Moises Ville: The Home of Jewish Gauchos
In the Jewish shtetl of Kamenetz-Podolsk in the Podolsk Gubernia, in what is now Ukraine, the townspeople made a decision to leave. The Czarist Cossacks were getting dangerously close. A pogrom was feared. They would leave the cemetery, the land, the buildings and their past. If they stayed, the chances were they would never leave - alive.
They pooled their resources. With the help of an Argentinian bank in Paris, they bought land sight unseen in the Province of Buenos Aires. They would become farmers. They would own property. They would stop being afraid - they were Jews. On a rainy morning on August 12, 1899, aboard the ship SS Wesser, 870 men, women and children landed at Buenos Aires harbour to begin a new life.
Rabbi Goldman, with his silver hair and long beard floating in the wind, carried the Torah over his right arm down the gangplank, followed by the Hebrew teacher and the townspeople. Life would be as God had intended. What they learned was the land purchase had fallen through. They were given their money back and told to return.

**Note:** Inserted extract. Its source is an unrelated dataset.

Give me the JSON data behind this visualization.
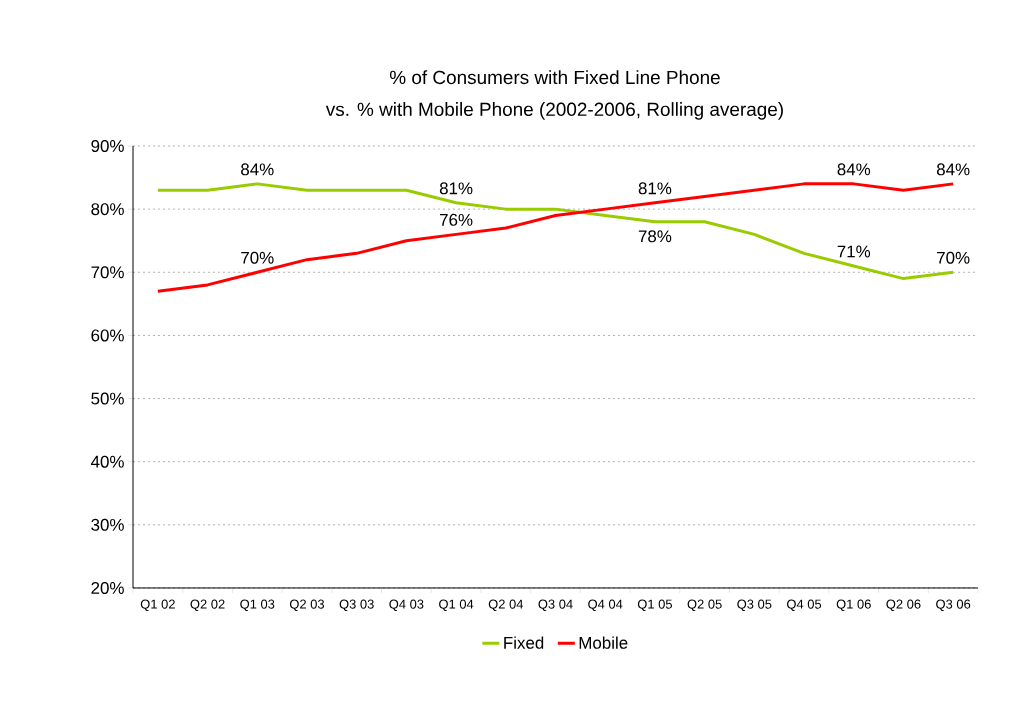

An offer was made to sell them land in the Province of Sante Fe, and the pioneers bought the land and took a train to Palacious Station, arranging to be met by a guide who would take them to the promised land. He never showed. For two months the townspeople lived in two metal sheds alongside the tracks, begging food from passengers on passing trains. Those who adhered to the kosher edit, suffered more. Without food, potable water or medicine, 67 children died. Unable to bury them in caskets, the bodies were placed in empty oil drums to be buried later.
Two Italians, residents of a nearby colony heard of their plight and offered to take them to their land. With a plough pulled by an ox and followed by a horse pulling a long flatbed carrier, the group made their way to nowhere, carrying the oil drums containing the remains of their children with them. When they arrived, they opened a clearing in the brush and set up tents. That evening, illuminated only by fire and as the sun set on the horizon, the men placed their talles on their shoulders and under the stars of their new home, they prayed.
They named the settlement Moises Ville. The Italians learned how to cook kosher food and to speak Yiddish. The Jews learned to become farmers. Life in the colony was hard. Even dangerous, but they persevered. Sante Fe Province was the birthplace of a new breed of Argentine cowboy, the Jewish gauchos, who introduced new crops. Jewish immigrants learned to ride, herd cattle, shoot and shelter themselves against the elements. Their need to help each other made the community strive and grow. It took years to carve out of nothing, something worth cherishing. The land was harvested, the streets marked, the houses built and over time what was barren desolation became a thriving community. They crested the first agricultural cooperatives, built Temples and schools, a hospital and an Opera house. Moises Ville became a Jewish town. There was even a native Indian who spoke Yiddish. The children and grandchildren earned university degrees and the community prospered. The saying in Moises Ville was: "We sow wheat and harvest doctors."
And then Colonel Peron, a staunch admirer of Adolph Hitler. He slowly instilled nazi-fascist ideology among the soldiers. Until his overthrow in 1955, the life that the pioneers of Moises Ville had fled from had come to them, and over the subsequent years the Jews of Moises Ville began to leave. A house is more than a house when it becomes a home. A street is more than a thoroughfare when it becomes a neighbourhood. What they were leaving was a past that had taken its toll in suffering, in lives and memories.
There are about 250 remaining from about 5,000. Of the four synagogues, only one is being used. Slowly the Italians have purchased the buildings and the land. The Jewish gauchos no longer ride the plains. A people who came to find themselves a place to live in peace, have sown their seeds, grown the fruits of their love of land and friends, and moved on.
"Returning for a visit is like a treasure chest that once opened is unending because there is a part of us all in there," Dr. Juan Kazneitz said. "I return every so often to heal myself," Pablo Birenboim said. "I feel renewed and will definitely come back, again." Martha Levisman said, "The town has always provided me with a sense of relief and comfort from Argentina's big cities, where there is anti-Semitism."
Gladys Rothman was born in Moises Ville. Gladys great-grandparents were among the founders. It was her desire that the history of the town not be lost, and her hope that through photographs and a future video, to capture the purity of being Jewish in Argentina.